Robert Combas : interview bonus

10 Juil 11 Robert Combas : interview bonus

En complément au Foküs paru dans le n°4 d’Obsküre Magazine, Robert Combas a répondu à quelques questions en rapidité, comme de la prise de notes ou du graffiti de réponse, avec en sus, une auto-définition de son positionnement actuel.

Obsküre Mag : Les vidéos des années 80 tiraient dans tous les sens, puis, il y a eu un adoucissement que j’impute aux télés musicales et à une normalisation des moyens techniques. Qu’est-ce qui motive des artistes comme toi ou Cécile Babiole dans la conception de visuels hors-normes ?

Robert Combas : Cécile Babiole ? Je connais pas mais vu son blaze, c’est sûr que c’est une originale. Ce qui me motive, c’est l’Amour déjanté mais vrai.

Le secteur de la musique te semble-t-il devenu plus frileux que celui de l’art contemporain ? Ou que celui des graff’zines ?

Les graff’zines : je ne suis plus au courant depuis longtemps et celui de la musique idem. Mais le problème c’est les chapelles. J’ai ouvert la porte en grand, ce qui a donné un travail intense, inventif et une relation de travail de groupe ; c’est magique, c’est l’Alchimie car l’imagination marche à fond la caisse.

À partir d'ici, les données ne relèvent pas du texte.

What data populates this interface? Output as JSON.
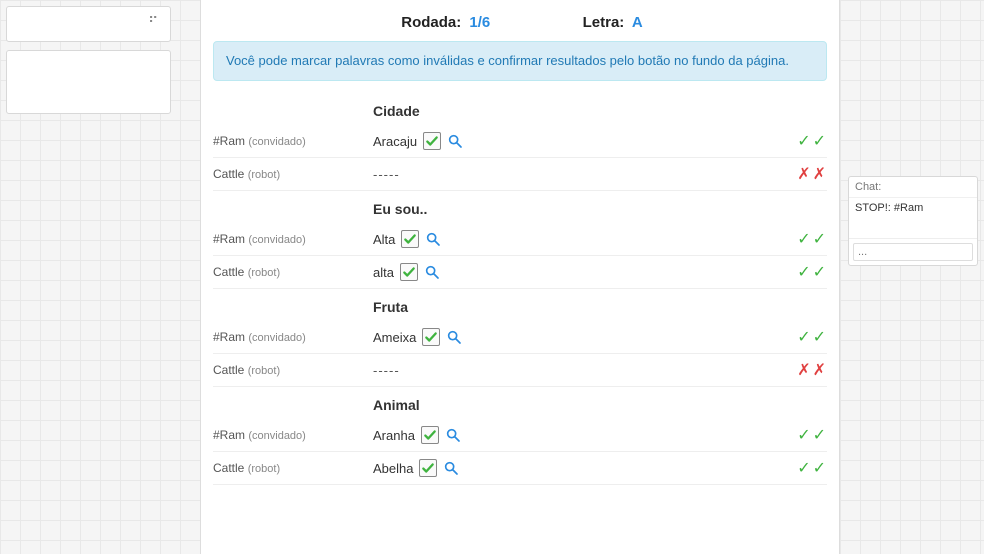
{
  "header": {
    "round_label": "Rodada:",
    "round_value": "1/6",
    "letter_label": "Letra:",
    "letter_value": "A"
  },
  "info_message": "Você pode marcar palavras como inválidas e confirmar resultados pelo botão no fundo da página.",
  "players": {
    "p1_name": "#Ram",
    "p1_role": "(convidado)",
    "p2_name": "Cattle",
    "p2_role": "(robot)"
  },
  "categories": [
    {
      "title": "Cidade",
      "rows": [
        {
          "player": "p1",
          "word": "Aracaju",
          "checked": true,
          "has_search": true,
          "votes": [
            "g",
            "g"
          ]
        },
        {
          "player": "p2",
          "word": "-----",
          "checked": false,
          "has_search": false,
          "votes": [
            "r",
            "r"
          ]
        }
      ]
    },
    {
      "title": "Eu sou..",
      "rows": [
        {
          "player": "p1",
          "word": "Alta",
          "checked": true,
          "has_search": true,
          "votes": [
            "g",
            "g"
          ]
        },
        {
          "player": "p2",
          "word": "alta",
          "checked": true,
          "has_search": true,
          "votes": [
            "g",
            "g"
          ]
        }
      ]
    },
    {
      "title": "Fruta",
      "rows": [
        {
          "player": "p1",
          "word": "Ameixa",
          "checked": true,
          "has_search": true,
          "votes": [
            "g",
            "g"
          ]
        },
        {
          "player": "p2",
          "word": "-----",
          "checked": false,
          "has_search": false,
          "votes": [
            "r",
            "r"
          ]
        }
      ]
    },
    {
      "title": "Animal",
      "rows": [
        {
          "player": "p1",
          "word": "Aranha",
          "checked": true,
          "has_search": true,
          "votes": [
            "g",
            "g"
          ]
        },
        {
          "player": "p2",
          "word": "Abelha",
          "checked": true,
          "has_search": true,
          "votes": [
            "g",
            "g"
          ]
        }
      ]
    }
  ],
  "chat": {
    "title": "Chat:",
    "messages": [
      {
        "text": "STOP!: #Ram"
      }
    ],
    "input_placeholder": "..."
  },
  "icons": {
    "check": "check-icon",
    "search": "search-icon"
  }
}
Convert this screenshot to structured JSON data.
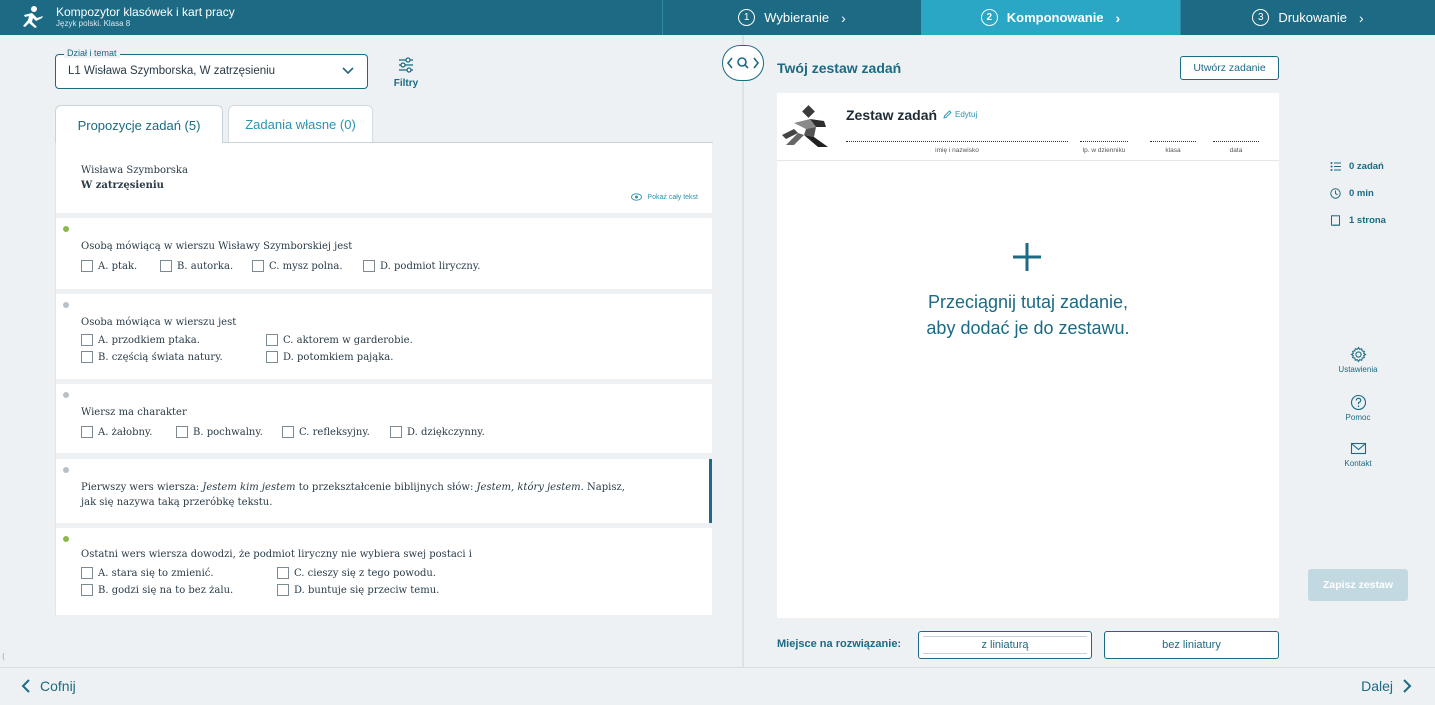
{
  "header": {
    "title": "Kompozytor klasówek i kart pracy",
    "subtitle": "Język polski. Klasa 8",
    "steps": [
      {
        "num": "1",
        "label": "Wybieranie"
      },
      {
        "num": "2",
        "label": "Komponowanie"
      },
      {
        "num": "3",
        "label": "Drukowanie"
      }
    ]
  },
  "left": {
    "select_legend": "Dział i temat",
    "select_value": "L1 Wisława Szymborska, W zatrzęsieniu",
    "filters_label": "Filtry",
    "tabs": [
      {
        "label": "Propozycje zadań (5)"
      },
      {
        "label": "Zadania własne (0)"
      }
    ],
    "text_card": {
      "author": "Wisława Szymborska",
      "title": "W zatrzęsieniu",
      "show_label": "Pokaż cały tekst"
    },
    "tasks": [
      {
        "question": "Osobą mówiącą w wierszu Wisławy Szymborskiej jest",
        "options": [
          "A. ptak.",
          "B. autorka.",
          "C. mysz polna.",
          "D. podmiot liryczny."
        ]
      },
      {
        "question": "Osoba mówiąca w wierszu jest",
        "options": [
          "A. przodkiem ptaka.",
          "B. częścią świata natury.",
          "C. aktorem w garderobie.",
          "D. potomkiem pająka."
        ]
      },
      {
        "question": "Wiersz ma charakter",
        "options": [
          "A. żałobny.",
          "B. pochwalny.",
          "C. refleksyjny.",
          "D. dziękczynny."
        ]
      },
      {
        "q_part1": "Pierwszy wers wiersza: ",
        "q_italic1": "Jestem kim jestem",
        "q_part2": " to przekształcenie biblijnych słów: ",
        "q_italic2": "Jestem, który jestem",
        "q_part3": ". Napisz,",
        "q_line2": "jak się nazywa taką przeróbkę tekstu."
      },
      {
        "question": "Ostatni wers wiersza dowodzi, że podmiot liryczny nie wybiera swej postaci i",
        "options": [
          "A. stara się to zmienić.",
          "B. godzi się na to bez żalu.",
          "C. cieszy się z tego powodu.",
          "D. buntuje się przeciw temu."
        ]
      }
    ]
  },
  "right": {
    "title": "Twój zestaw zadań",
    "create_label": "Utwórz zadanie",
    "paper": {
      "title": "Zestaw zadań",
      "edit_label": "Edytuj",
      "fields": [
        "imię i nazwisko",
        "lp. w dzienniku",
        "klasa",
        "data"
      ]
    },
    "drop_line1": "Przeciągnij tutaj zadanie,",
    "drop_line2": "aby dodać je do zestawu.",
    "space_label": "Miejsce na rozwiązanie:",
    "lined_label": "z liniaturą",
    "plain_label": "bez liniatury"
  },
  "sidebar": {
    "tasks_count": "0 zadań",
    "time": "0 min",
    "pages": "1 strona",
    "settings": "Ustawienia",
    "help": "Pomoc",
    "contact": "Kontakt",
    "save_label": "Zapisz zestaw"
  },
  "footer": {
    "back": "Cofnij",
    "next": "Dalej"
  },
  "colors": {
    "primary": "#1c6a83",
    "active_step": "#29a7c4",
    "accent_green": "#8cb84a"
  }
}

Dans l’élaboration de tes nouveaux projets, comment la musique, les visuels et les arts du spectacle interagissent-ils ? Y a-t-il une image qui surgit, un son, un mouvement qui sert de déclencheur ?

Oui, il me faut parfois un déclencheur ce qui peut, parfois, causer des problèmes car entre le vrai et l’entité, je ne sais plus, des fois, où j’en suis. Muses, influences diverses de la culture digérées ou des idées avec des techniques nouvelles ou les trois en même temps

Art et (micro)politique : comment te (post)situes-tu aujourd’hui ?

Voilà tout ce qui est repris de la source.